How 3D-printed ceramic implant could transform lives
The invention of a new synthetic bone has the potential to transform the 2.2 million bone graft surgeries performed annually worldwide.
Professor Hala Zreiqat has pioneered a 3D-printed ceramic implant that could transform the lives of millions of people with bone defects. That invention is just the beginning of her team’s suite of musculoskeletal marvels – tendon, ligament and cartilage substitutes are also on the horizon.
Surgery for large, challenging bone defects and trauma cases is extremely common in Australia and around the globe. Each year around 2.2 million bone graft surgeries are performed worldwide, and a total of 71,000 Australians get new hips and have knee replacements in the operating room, according to Australian Institute of Health and Welfare statistics.
Professor Hala Zreiqat, a world-renowned biomedical engineer, has invented a remarkable synthetic bone substitute that could revolutionise surgery for millions of patients and the medical profession.
Her 3D-printed ceramic scaffold redefines ‘one-off surgery’ because it is designed to minimise costs for patients and complications, and improve their quality of life for the long term. She hopes that the scaffold will make conventional implant technology – which relies heavily on metal plates and screws and donated bones – obsolete.
Because the scaffold draws on the human body’s own healing powers to regenerate natural bone, and gradually dissolves away after it is implanted, costly follow-up surgeries will be unnecessary.
At the moment metal plates and screws cause patients significant discomfort, wear out and even fall apart. Some patients have “10 surgeries in 10 years”, Professor Zreiqat adds.
Bone donations are also highly problematic, because donors are hard to come by and the bones they provide are often rejected by recipients. Those whose bodies accept donated bones commonly face healing and unreliability issues.
Professor Zreiqat’s creation is believed to be a world first, because, unlike alternatives, it is made from materials that are both mechanically strong – for load bearing – and highly porous.
Each implanted scaffold holds the broken bones together but also mimics natural bone, allowing blood vessels and real bone to grow back and create new skeletons.
“It is unique.

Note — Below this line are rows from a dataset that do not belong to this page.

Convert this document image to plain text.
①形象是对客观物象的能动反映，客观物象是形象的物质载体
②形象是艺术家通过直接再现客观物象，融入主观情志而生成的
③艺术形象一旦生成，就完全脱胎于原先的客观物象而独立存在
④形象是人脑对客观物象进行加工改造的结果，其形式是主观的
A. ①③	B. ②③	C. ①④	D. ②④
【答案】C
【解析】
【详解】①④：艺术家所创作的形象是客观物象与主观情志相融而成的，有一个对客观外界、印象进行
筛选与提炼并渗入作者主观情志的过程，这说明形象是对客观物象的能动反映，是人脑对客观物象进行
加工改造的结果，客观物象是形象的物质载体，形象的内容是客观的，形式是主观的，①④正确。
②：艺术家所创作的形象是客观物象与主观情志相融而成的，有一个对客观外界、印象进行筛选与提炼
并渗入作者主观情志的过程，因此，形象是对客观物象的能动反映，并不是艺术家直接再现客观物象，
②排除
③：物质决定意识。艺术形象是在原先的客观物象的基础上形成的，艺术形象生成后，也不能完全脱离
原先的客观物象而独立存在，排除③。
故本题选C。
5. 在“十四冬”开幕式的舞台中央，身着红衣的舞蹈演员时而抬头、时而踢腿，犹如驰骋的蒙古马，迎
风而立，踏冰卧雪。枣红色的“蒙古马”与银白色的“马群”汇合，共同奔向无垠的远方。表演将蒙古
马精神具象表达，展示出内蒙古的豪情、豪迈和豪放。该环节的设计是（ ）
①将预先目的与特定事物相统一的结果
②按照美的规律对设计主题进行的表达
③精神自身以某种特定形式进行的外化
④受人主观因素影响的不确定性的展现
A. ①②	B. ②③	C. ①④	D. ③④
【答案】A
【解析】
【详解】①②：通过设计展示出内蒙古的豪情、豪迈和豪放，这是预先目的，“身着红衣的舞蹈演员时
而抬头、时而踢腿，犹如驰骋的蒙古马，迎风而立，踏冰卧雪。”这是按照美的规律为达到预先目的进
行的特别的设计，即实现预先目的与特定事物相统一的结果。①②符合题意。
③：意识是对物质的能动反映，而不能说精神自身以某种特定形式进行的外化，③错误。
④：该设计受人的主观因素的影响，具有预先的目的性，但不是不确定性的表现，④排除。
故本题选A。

I haven’t seen any scaffold that is as strong and bioactive,” Professor Zreiqat, the University’s Professor of Biomedical Engineering, says.

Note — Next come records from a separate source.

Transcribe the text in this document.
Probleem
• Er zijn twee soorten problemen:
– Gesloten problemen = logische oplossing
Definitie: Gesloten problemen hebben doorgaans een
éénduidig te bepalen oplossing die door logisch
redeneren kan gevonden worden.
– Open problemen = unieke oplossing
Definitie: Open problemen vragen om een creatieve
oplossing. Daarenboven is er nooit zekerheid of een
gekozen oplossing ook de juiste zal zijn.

As Professor Zreiqat explains, the technology is also a game changer because “we can personalise implants for the patients. We know that for doctors repairing bones as a result of trauma, our materials can fix the challenging large-bone defects, under load”.
The implant process is set to be highly efficient and portable. For example, when a patient arrives at hospital with a trauma case – a large-bone defect – in a matter of minutes they will be able to have a CT scan and then the results are fed into a 3D printer to create the scaffold. The new implant is sterilised and inserted by the surgeon into the target area, all within 1-2 days. Currently this process can take several weeks.

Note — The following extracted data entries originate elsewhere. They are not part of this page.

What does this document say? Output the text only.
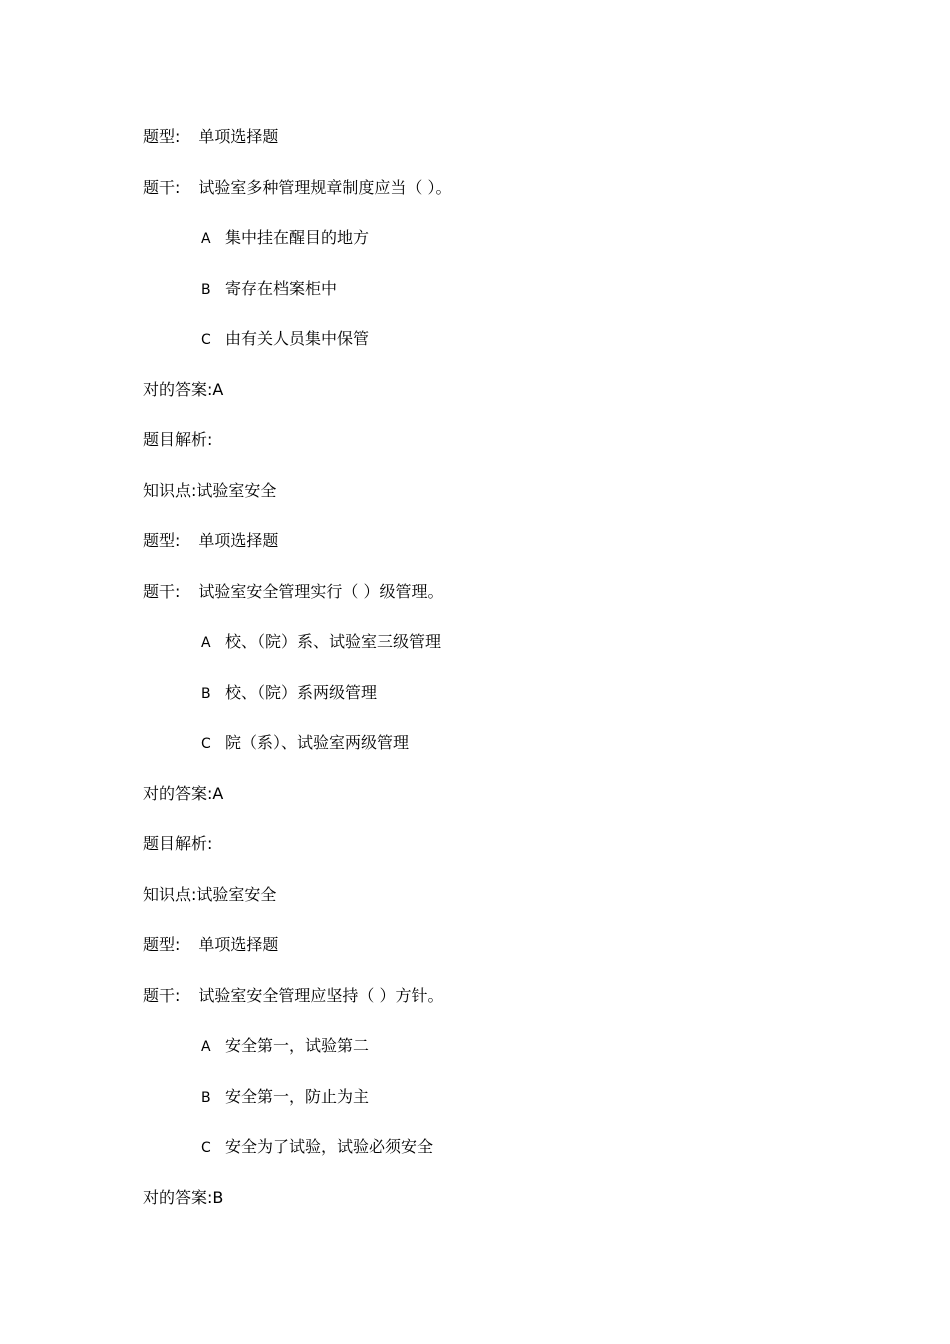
题型: 单项选择题
题干: 试验室多种管理规章制度应当（ ）。
A 集中挂在醒目的地方
B 寄存在档案柜中
C 由有关人员集中保管
对的答案:A
题目解析:
知识点:试验室安全
题型: 单项选择题
题干: 试验室安全管理实行（ ）级管理。
A 校、（院）系、试验室三级管理
B 校、（院）系两级管理
C 院（系）、试验室两级管理
对的答案:A
题目解析:
知识点:试验室安全
题型: 单项选择题
题干: 试验室安全管理应坚持（ ）方针。
A 安全第一，试验第二
B 安全第一，防止为主
C 安全为了试验，试验必须安全
对的答案:B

Trials to test the scaffolds on large-scale bone injuries in sheep have had excellent initial results, and human trials are one or two years away. In the latest trial of eight sheep, within three months a quarter of fractures had completely healed, with 88 percent fully healed after a year.
With this technology, precision is paramount. Professor Zreiqat is working towards each scaffold being made to order and 3D printed to fit perfectly.
“You don’t have a fixed design. You can tailor it to exactly fit the defect. It has to be 100 percent snug,” Professor Zreiqat says.
Broader suite of implants
Professor Zreiqat’s team has broadened its regenerative medicine focuses to cover the musculoskeletal spectrum – scaffolds for tendons, ligaments and cartilage as well as bone. She hopes that future applications will include the ability to implant both synthetic cartilage and bone in the knee. Within 20 years, her utopia is surgery that is completely metal free.
Professor Hala Zreiqat has received numerous national and international awards, including the Order of Australia; the 2018 New South Wales Premier’s Woman of the Year and the King Abdullah II Order of Distinction of the Second Class – the highest civilian honour bestowed by the King of Jordan (2018). In 2019 she became a Eureka Prize winner for Innovative Use of Technology and received a University of Sydney Payne-Scott Professorial Distinction. Professor Zreiqat is also a Fellow of International Orthopaedic Research (FIOR) and Australian Academy of Health and Medical Sciences.